There will be frequent announcements urging people to adhere to social distancing for one. Not more than three people will be allowed inside lifts at once. One can expect more private security guards around. The public toilets are supposed to be sanitised more frequently, along with areas such as lift buttons and handrails. Train frequency will be less initially and scaled up based on demand. Alternate seats will have to be left vacant and a distance of one metre will have to be maintained between two persons standing. Currently, around 250-300 commuters travel, on an average, inside every coach. The new norms imply that an eight-coach train, which can carry upto 2,400 commuters, will ply with not more than 500 people. Trains will stop for up to 30 seconds more than usual at stations to ensure social distancing among passengers boarding or alighting.

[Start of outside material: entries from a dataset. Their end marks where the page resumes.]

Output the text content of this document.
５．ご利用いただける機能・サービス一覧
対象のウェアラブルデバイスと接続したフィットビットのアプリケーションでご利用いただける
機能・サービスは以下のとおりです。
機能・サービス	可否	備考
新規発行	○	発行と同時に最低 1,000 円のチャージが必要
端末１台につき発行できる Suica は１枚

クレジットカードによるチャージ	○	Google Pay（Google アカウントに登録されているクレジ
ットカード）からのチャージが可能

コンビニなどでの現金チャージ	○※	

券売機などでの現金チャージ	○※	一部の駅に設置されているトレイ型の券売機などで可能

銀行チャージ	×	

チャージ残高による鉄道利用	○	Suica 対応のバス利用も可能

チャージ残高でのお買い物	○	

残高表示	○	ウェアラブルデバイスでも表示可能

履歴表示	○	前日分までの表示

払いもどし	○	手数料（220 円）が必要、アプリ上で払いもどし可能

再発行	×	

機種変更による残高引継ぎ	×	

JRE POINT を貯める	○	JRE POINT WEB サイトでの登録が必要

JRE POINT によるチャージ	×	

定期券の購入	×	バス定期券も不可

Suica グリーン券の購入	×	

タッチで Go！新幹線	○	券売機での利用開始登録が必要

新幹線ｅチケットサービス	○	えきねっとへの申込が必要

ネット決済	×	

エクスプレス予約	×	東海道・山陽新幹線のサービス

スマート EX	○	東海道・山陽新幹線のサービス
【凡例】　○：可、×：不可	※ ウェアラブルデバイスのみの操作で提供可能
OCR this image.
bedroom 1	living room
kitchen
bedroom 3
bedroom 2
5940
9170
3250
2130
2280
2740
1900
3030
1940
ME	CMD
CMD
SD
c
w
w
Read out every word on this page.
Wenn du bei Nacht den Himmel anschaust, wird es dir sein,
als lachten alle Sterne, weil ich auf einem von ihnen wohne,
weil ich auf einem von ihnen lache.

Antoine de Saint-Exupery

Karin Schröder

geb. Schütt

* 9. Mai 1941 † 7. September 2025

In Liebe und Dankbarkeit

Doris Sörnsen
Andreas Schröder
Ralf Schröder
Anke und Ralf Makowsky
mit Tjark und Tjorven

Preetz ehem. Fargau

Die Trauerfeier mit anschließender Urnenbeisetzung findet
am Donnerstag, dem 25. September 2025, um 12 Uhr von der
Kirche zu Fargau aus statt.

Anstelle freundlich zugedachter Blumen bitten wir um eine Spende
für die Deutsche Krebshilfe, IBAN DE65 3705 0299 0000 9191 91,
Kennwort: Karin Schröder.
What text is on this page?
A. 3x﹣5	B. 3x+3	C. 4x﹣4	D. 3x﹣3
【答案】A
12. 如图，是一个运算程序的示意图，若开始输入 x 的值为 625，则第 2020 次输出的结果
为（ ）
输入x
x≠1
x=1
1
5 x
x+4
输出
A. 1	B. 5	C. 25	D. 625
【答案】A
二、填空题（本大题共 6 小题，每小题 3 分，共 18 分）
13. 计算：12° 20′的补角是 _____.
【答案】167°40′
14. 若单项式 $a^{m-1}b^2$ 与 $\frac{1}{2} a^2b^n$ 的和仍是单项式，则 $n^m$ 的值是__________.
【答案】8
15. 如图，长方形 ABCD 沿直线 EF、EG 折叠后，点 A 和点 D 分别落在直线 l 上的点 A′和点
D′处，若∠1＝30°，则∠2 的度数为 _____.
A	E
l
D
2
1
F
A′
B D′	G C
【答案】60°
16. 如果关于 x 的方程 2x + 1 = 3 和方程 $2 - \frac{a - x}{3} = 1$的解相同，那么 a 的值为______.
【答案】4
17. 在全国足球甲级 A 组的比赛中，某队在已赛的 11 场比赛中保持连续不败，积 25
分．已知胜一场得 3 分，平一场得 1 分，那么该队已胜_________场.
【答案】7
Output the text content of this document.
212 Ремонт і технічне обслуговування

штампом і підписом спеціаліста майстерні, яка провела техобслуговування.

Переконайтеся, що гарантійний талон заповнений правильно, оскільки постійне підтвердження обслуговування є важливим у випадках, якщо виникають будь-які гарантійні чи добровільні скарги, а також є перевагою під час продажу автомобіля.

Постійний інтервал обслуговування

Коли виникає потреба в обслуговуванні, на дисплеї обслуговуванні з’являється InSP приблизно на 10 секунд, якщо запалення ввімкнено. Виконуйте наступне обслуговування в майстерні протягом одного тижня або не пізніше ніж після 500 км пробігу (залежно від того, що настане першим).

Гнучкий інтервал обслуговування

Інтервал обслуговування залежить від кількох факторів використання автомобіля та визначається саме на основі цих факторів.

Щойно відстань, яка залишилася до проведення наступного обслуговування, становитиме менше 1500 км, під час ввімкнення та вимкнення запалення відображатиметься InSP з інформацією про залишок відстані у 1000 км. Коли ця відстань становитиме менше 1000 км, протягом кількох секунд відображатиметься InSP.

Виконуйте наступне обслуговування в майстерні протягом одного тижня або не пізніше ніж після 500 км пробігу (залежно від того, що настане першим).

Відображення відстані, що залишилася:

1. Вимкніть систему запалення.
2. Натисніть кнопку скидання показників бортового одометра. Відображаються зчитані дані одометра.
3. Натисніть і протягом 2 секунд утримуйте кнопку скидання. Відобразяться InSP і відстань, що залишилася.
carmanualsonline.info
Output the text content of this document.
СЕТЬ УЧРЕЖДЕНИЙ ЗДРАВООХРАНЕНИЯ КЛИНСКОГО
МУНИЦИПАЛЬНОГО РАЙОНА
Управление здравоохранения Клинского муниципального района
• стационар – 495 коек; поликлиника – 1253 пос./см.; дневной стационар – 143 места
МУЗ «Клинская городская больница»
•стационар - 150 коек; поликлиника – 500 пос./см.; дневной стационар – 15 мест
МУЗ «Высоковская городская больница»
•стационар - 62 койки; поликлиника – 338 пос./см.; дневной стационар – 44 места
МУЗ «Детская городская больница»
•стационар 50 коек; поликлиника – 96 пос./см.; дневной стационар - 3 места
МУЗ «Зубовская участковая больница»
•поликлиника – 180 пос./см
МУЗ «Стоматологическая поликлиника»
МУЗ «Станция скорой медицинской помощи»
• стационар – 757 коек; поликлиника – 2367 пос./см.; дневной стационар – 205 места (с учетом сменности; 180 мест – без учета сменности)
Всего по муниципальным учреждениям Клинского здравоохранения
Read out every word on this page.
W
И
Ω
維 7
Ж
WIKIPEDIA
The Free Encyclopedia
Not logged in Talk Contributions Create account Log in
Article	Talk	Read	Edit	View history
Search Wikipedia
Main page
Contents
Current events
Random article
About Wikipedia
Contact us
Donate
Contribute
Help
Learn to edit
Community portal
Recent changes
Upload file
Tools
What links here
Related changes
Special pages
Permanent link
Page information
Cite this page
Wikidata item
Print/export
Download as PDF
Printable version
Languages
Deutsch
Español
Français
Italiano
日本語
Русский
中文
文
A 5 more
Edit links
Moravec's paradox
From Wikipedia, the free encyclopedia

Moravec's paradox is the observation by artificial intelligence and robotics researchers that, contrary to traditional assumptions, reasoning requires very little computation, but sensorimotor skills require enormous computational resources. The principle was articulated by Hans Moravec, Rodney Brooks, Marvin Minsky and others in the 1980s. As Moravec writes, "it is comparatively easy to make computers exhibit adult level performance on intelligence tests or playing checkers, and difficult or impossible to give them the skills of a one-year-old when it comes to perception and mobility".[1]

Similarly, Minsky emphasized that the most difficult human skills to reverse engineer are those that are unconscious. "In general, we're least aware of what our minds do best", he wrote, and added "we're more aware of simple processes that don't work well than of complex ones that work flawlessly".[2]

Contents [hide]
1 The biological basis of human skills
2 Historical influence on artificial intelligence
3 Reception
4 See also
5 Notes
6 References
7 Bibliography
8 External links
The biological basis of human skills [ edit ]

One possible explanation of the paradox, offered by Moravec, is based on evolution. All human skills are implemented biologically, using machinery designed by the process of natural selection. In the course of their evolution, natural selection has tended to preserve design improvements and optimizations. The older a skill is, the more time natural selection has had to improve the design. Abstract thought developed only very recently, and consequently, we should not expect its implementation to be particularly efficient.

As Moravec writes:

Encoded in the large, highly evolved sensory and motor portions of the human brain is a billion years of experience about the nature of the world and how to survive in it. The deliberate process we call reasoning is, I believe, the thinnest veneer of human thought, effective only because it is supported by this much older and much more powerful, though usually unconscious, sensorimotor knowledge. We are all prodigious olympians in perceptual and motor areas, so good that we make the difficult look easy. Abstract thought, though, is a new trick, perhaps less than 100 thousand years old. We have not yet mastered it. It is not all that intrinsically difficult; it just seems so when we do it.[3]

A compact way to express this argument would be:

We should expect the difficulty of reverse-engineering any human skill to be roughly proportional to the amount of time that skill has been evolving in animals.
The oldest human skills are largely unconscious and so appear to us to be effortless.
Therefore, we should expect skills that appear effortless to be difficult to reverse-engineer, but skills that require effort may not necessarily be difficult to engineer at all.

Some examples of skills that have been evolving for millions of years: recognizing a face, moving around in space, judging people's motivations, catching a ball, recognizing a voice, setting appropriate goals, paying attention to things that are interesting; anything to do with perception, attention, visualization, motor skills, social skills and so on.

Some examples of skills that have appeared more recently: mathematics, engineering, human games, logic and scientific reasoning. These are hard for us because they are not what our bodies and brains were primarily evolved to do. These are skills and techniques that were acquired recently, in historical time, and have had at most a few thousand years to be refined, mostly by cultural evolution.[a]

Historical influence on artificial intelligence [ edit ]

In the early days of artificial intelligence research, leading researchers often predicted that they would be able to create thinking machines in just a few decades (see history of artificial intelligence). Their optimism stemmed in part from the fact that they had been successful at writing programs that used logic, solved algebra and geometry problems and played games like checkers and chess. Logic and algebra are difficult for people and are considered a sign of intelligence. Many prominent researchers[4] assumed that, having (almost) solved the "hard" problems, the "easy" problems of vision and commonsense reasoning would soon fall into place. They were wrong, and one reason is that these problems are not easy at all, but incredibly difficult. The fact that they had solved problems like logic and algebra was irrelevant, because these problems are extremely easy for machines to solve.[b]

What other steps are expected to prevent the spread of Covid-19?

As metro coaches are essentially closed spaces with central air-conditioning, the trains will halt at terminal stations with their doors open to infuse fresh air in the interiors. The temperature inside the coaches will be between 24 and 28 degrees Celsius and as far as possible. The parking facilities at the stations are not likely to be available to discourage overcrowding. Feeder buses that connect stations with surrounding areas are also not likely to function for some time.